A unified theory of spin and charge excitations in high-$T_c$ cuprates: Quantitative comparison with experiment and interpretation

TL;DR

This paper presents a unified theoretical framework for understanding spin and charge excitations in high-temperature cuprate superconductors, quantitatively matching experimental RIXS data across doping levels.

Contribution

It introduces a combined VWF+$1/ N_f$ approach within an extended Hubbard model to accurately describe collective excitations in cuprates.

Findings

Paramagnons persist from underdoped to overdoped regimes.

Plasmons show three-dimensional character with specific oscillation modes.
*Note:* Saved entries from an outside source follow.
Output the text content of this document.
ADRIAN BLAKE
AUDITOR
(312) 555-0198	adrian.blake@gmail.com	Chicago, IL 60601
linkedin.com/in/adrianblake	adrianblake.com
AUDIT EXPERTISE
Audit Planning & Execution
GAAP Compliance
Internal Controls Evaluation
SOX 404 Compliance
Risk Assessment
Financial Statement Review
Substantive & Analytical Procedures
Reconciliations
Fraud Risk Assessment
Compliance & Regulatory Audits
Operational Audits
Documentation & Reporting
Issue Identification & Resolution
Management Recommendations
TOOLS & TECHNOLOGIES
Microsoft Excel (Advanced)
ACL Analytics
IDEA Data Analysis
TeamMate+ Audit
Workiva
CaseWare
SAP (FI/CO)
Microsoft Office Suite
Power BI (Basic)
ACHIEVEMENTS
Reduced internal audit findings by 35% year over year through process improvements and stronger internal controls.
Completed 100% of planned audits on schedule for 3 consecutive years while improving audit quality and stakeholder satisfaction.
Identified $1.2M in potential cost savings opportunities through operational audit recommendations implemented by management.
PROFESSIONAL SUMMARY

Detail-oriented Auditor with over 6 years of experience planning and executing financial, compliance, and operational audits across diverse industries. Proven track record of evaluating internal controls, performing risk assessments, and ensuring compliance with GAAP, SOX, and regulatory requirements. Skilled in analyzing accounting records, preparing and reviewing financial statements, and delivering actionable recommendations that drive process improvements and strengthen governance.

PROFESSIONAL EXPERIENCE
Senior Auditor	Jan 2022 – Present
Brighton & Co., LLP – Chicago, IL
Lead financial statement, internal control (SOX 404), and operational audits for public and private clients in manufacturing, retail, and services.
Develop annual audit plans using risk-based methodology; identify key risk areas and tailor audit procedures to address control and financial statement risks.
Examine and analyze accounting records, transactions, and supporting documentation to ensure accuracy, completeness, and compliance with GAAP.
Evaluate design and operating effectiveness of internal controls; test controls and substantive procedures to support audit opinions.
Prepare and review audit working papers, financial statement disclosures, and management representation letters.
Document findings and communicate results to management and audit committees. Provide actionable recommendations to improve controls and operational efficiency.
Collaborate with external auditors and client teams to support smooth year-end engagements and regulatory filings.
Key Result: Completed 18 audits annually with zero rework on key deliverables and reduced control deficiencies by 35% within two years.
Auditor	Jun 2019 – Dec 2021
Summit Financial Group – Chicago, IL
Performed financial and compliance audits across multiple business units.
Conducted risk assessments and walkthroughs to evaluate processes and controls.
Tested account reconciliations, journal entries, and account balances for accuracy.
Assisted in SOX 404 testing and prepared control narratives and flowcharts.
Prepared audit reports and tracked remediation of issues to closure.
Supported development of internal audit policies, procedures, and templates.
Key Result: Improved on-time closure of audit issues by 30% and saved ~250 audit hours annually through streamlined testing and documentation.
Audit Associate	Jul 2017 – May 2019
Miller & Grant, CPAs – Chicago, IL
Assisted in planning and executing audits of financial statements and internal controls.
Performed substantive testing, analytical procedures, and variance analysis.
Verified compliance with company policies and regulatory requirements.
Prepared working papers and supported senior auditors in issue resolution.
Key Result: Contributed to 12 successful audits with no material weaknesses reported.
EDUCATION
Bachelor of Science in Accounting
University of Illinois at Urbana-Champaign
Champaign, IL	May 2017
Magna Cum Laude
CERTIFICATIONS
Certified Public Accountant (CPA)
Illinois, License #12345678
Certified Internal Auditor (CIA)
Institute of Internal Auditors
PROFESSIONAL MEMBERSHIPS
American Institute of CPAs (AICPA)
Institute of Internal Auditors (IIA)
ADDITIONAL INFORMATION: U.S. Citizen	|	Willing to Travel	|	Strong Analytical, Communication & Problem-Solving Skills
Theoretical energies semi-quantitatively match RIXS data.

Abstract

We provide a unified interpretation of both paramagnon and plasmon modes in high-$T_c$ copper-oxides, and verify it quantitatively against available resonant inelastic $x$-ray scattering (RIXS) data across the hole-doped phase diagram. Three-dimensional extended Hubbard model, with included long-range Coulomb interactions and doping-independent microscopic parameters for both classes of quantum fluctuations, is used. Collective modes are studied using VWF+$1/\mathcal{N}_f$ approach which extends variational wave function (VWF) scheme by means of an expansion in inverse number of fermionic flavors ($1/\mathcal{N}_f$). We show that intense paramagnons persist along the anti-nodal line from the underdoped to overdoped regime and undergo rapid overdamping in the nodal direction. Plasmons exhibit a three-dimensional character, with minimal energy corresponding to anti-phase oscillations on neighboring $\mathrm{CuO_2}$ planes. The theoretical spin- and charge excitation energies reproduce semi-quantitatively RIXS data for $\mathrm{(Bi, Pb)_2 (Sr, La)_2 CuO_{6+\delta}}$. The present VWF+$1/\mathcal{N}_f$ analysis of dynamics and former VWF results for static quantities combine into a consistent description of the principal properties of hole-doped high-$T_c$ cuprates as strongly correlated systems.